- Born: David Paul Mancuso October 20, 1944 Utica, New York, U.S.
- Died: November 14, 2016 (aged 72) New York City, New York, U.S.
- Occupation: Disc jockey
- Known for: The Loft

= David Mancuso =

American disc jockey (1944–2016)

David Paul Mancuso (October 20, 1944 – November 14, 2016) was an American disc jockey, notable for organising invitation-only parties in 1960s New York City, which led to him founding The Loft nightclub.

The first such party, called "Love Saves The Day", was held on 14 February, 1970. Mancuso pioneered the private party, as distinct from the more commercial nightclub business model. In the early 1970s, Mancuso won a long administrative trial when the New York City Department of Consumer Affairs found that he was not selling food or beverages to the public and therefore did not need a New York City cabaret license.

Many famous private discothèques of the 1970s and 1980s were modeled after The Loft, including the Paradise Garage, The Gallery, 12 West, The Flamingo and later The Saint. Mancuso also helped start the record pool system for facilitating the distribution of promotional records to the qualified disc jockey.

==Biography==
===Early life===
Mancuso was born on October 20, 1944, in Utica, New York. He was born out of wedlock while his mother's husband was serving in World War II and lived in an orphanage for the first five years of his life. Although he nominally resided with his mother thereafter, he remained a frequent runaway and spent a year in reform school as a teenager; during this period, he cultivated an interest in early rhythm and blues music.

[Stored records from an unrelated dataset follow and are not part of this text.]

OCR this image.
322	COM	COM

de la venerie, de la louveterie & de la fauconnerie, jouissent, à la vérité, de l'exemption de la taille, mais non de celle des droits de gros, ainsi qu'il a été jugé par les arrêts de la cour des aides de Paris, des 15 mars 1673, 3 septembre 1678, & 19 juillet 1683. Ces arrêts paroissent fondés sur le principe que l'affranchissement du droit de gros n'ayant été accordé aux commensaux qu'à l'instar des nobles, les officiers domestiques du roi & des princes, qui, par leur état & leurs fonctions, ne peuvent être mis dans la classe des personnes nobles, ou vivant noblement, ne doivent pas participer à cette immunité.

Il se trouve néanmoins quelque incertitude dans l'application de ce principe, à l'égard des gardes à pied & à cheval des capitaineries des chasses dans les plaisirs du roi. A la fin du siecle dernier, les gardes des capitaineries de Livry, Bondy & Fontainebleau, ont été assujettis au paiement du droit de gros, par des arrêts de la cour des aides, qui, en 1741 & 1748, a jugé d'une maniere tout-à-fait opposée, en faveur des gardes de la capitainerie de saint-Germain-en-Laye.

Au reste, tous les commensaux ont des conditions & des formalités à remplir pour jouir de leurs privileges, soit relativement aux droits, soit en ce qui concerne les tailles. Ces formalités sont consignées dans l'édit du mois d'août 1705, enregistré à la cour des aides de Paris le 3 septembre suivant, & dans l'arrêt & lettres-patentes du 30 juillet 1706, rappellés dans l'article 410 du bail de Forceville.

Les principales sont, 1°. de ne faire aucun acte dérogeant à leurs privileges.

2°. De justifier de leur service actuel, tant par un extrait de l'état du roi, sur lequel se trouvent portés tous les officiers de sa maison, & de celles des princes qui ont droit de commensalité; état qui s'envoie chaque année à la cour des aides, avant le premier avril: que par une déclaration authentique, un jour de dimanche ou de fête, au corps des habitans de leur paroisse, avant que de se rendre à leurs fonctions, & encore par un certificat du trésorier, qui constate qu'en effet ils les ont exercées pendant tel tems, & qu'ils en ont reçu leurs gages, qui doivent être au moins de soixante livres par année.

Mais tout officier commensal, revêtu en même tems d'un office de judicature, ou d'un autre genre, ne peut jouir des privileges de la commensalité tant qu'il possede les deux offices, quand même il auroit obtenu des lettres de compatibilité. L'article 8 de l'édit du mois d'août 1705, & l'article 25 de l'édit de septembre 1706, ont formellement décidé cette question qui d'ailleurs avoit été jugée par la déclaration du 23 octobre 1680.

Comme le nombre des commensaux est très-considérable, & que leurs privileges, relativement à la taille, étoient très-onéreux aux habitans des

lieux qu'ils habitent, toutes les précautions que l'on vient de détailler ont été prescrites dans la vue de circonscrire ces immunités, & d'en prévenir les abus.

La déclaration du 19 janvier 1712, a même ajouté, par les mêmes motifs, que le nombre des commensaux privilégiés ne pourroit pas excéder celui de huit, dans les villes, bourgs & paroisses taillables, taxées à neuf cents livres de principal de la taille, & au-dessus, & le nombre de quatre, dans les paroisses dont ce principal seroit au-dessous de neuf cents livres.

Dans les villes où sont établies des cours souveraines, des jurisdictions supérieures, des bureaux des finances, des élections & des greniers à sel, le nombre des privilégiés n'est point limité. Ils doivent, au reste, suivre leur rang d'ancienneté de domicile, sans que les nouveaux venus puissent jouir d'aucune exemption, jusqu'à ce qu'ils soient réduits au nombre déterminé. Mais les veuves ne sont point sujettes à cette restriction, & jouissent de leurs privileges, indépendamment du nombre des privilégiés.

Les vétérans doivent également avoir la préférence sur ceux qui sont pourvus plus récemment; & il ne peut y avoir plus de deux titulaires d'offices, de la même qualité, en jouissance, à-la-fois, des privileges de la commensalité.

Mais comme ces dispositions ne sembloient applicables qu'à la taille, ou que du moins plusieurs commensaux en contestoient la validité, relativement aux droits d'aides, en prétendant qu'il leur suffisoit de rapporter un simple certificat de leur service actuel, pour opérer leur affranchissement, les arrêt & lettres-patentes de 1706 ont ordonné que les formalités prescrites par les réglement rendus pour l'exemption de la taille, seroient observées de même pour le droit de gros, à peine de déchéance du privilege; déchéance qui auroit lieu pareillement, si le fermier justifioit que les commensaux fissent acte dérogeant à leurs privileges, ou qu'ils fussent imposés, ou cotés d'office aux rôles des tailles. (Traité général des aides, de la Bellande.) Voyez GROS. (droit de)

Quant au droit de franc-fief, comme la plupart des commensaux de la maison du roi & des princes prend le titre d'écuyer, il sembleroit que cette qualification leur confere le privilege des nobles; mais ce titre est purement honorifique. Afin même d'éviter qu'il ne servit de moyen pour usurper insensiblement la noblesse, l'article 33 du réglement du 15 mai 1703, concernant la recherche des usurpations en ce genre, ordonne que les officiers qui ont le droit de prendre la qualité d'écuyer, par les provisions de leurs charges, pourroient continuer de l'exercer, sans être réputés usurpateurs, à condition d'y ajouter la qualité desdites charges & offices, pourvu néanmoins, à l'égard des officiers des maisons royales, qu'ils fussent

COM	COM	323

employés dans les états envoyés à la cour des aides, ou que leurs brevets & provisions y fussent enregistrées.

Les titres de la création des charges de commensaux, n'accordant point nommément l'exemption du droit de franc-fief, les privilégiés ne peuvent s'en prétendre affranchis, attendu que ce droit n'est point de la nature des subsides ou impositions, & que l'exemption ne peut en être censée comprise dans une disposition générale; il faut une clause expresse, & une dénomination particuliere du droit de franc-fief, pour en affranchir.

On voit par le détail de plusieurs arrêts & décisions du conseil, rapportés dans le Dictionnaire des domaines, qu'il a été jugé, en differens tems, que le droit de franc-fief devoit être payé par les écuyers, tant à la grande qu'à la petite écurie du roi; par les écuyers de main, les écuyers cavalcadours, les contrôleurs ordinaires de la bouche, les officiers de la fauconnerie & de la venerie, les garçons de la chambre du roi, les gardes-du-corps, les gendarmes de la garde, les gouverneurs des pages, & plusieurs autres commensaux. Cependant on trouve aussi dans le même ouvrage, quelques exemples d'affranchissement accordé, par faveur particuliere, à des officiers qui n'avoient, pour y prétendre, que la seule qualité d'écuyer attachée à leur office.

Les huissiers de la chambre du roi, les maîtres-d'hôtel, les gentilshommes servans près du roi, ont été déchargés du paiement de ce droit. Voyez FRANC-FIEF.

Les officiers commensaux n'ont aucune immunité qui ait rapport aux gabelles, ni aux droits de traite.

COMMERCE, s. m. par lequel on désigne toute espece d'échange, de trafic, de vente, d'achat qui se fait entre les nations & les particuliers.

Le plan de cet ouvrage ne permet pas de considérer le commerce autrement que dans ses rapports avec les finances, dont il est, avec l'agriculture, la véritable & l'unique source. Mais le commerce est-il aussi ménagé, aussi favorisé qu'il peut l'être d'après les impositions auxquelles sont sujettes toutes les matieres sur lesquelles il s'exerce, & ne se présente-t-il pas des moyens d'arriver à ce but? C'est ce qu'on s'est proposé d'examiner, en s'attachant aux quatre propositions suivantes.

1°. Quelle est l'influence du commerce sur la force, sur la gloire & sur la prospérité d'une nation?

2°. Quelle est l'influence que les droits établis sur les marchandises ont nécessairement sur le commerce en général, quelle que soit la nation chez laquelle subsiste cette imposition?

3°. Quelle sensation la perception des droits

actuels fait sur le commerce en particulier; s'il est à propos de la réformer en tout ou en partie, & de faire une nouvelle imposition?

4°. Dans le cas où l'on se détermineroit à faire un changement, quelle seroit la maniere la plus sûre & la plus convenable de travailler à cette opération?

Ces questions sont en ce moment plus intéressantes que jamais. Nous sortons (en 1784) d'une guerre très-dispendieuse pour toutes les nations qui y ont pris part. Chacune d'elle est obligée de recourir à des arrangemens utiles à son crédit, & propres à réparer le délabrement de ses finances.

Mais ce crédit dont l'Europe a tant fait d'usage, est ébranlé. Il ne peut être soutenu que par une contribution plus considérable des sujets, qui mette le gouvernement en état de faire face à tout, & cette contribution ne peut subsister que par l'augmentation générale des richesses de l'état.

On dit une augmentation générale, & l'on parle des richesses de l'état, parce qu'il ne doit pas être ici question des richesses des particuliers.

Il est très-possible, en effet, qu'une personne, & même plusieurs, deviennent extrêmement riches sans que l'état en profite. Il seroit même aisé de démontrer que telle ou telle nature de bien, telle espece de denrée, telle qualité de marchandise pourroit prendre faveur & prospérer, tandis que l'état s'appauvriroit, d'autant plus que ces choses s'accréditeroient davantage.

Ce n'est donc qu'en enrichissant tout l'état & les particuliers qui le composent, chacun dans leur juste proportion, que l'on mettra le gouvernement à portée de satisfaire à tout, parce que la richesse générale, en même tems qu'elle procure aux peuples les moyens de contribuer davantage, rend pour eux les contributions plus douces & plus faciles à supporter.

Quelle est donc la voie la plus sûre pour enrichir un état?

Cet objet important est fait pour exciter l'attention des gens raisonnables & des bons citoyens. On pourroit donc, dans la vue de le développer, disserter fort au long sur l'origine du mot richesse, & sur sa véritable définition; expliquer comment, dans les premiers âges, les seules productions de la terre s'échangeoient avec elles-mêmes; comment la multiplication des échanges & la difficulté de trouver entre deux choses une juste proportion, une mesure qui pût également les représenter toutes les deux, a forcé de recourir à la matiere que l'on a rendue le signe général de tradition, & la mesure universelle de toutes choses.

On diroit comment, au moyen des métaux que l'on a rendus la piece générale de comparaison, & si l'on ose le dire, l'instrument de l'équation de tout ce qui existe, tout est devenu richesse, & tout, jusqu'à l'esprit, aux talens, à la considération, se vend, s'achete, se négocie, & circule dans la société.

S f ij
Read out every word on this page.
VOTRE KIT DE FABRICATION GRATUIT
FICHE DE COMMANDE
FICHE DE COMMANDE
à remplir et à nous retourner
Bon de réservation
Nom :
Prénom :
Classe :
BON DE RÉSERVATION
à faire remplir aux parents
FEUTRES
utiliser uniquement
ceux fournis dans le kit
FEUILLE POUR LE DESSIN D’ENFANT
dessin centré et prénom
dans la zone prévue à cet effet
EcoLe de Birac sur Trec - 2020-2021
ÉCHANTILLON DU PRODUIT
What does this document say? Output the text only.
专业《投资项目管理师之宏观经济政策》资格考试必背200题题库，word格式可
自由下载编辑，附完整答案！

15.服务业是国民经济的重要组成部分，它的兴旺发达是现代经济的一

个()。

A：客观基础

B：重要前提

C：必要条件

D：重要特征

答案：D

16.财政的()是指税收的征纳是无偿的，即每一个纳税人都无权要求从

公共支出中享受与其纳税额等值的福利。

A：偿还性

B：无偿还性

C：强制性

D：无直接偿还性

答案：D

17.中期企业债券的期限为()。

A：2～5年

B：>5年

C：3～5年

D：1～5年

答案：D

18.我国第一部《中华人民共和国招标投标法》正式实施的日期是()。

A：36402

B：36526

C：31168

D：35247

He dropped out of high school on his 16th birthday and worked as a dishwasher for two years to finance his move to New York City in 1962. Over the next several years, he was employed in a variety of capacities (including stints as head of Holt Rinehart Winston's Xerox department and as a personnel manager for Restaurant Associates) before pursuing a career as an independent antiques dealer.

===Career===
Mancuso developed a broad network of associates, frequenting rent parties in Harlem and Staten Island, while also immersing himself in the hippie culture of the era at such East Village venues as the Electric Circus, the Planetarium, and the Fillmore East. He became an ardent devotee of Leary's The Psychedelic Experience (1966) after his initial experiments with LSD.

Before hosting his first Loft party at his home at 647 Broadway in 1970, Mancuso was playing records for his friends on a semi-regular basis as early as 1966. These parties became so popular that, by 1971, he and doorman Steve Abramowitz decided to make them a weekly affair.

Mancuso's first major Loft party, called "Love Saves The Day", was held Saturday, February 14, 1970, at his home, at 647 Broadway. The scene around Mancuso and The Loft has gone on to be documented in Josell Ramos' documentary, Maestro (2003), a Paradise Garage and Levan-centered narrative of New York dance music culture in the 1970s and 1980s.

In 1999 and 2000, Mancuso and Colleen 'Cosmo' Murphy produced the compilation series David Mancuso Presents The Loft, Volumes One and Two on Nuphonic.

In 2003, British journalist and lecturer Tim Lawrence published an influential and comprehensive study of the New York roots of modern dance music culture that placed Mancuso at its narrative center. Entitled Love Saves the Day: A History of American Dance Music Culture, 1970–1979, the book highlights the influence of Mancuso's late 1960s and early 1970s Loft parties the New York dance music scene.

On September 19, 2005, Mancuso was inducted into the Dance Music Hall of Fame for his outstanding achievement as a DJ.

On December 23, 2006, a nightclub named after Mancuso opened in Tübingen, in southern Germany; the club's name has since changed to Schlachthaus.

In May 2008, Mancuso, with the help of Goshi Manabe, Colleen ‘Cosmo’ Murphy, and Satoru Ogawa, launched his own audiophile record label, The Loft Audiophile Library of Music. The music is mastered by Stan Ricker.

Mancuso is featured in the 2024 BBC documentary series Disco: Soundtrack of a Revolution.

===Death===
Mancuso died at his home in Manhattan on November 14, 2016.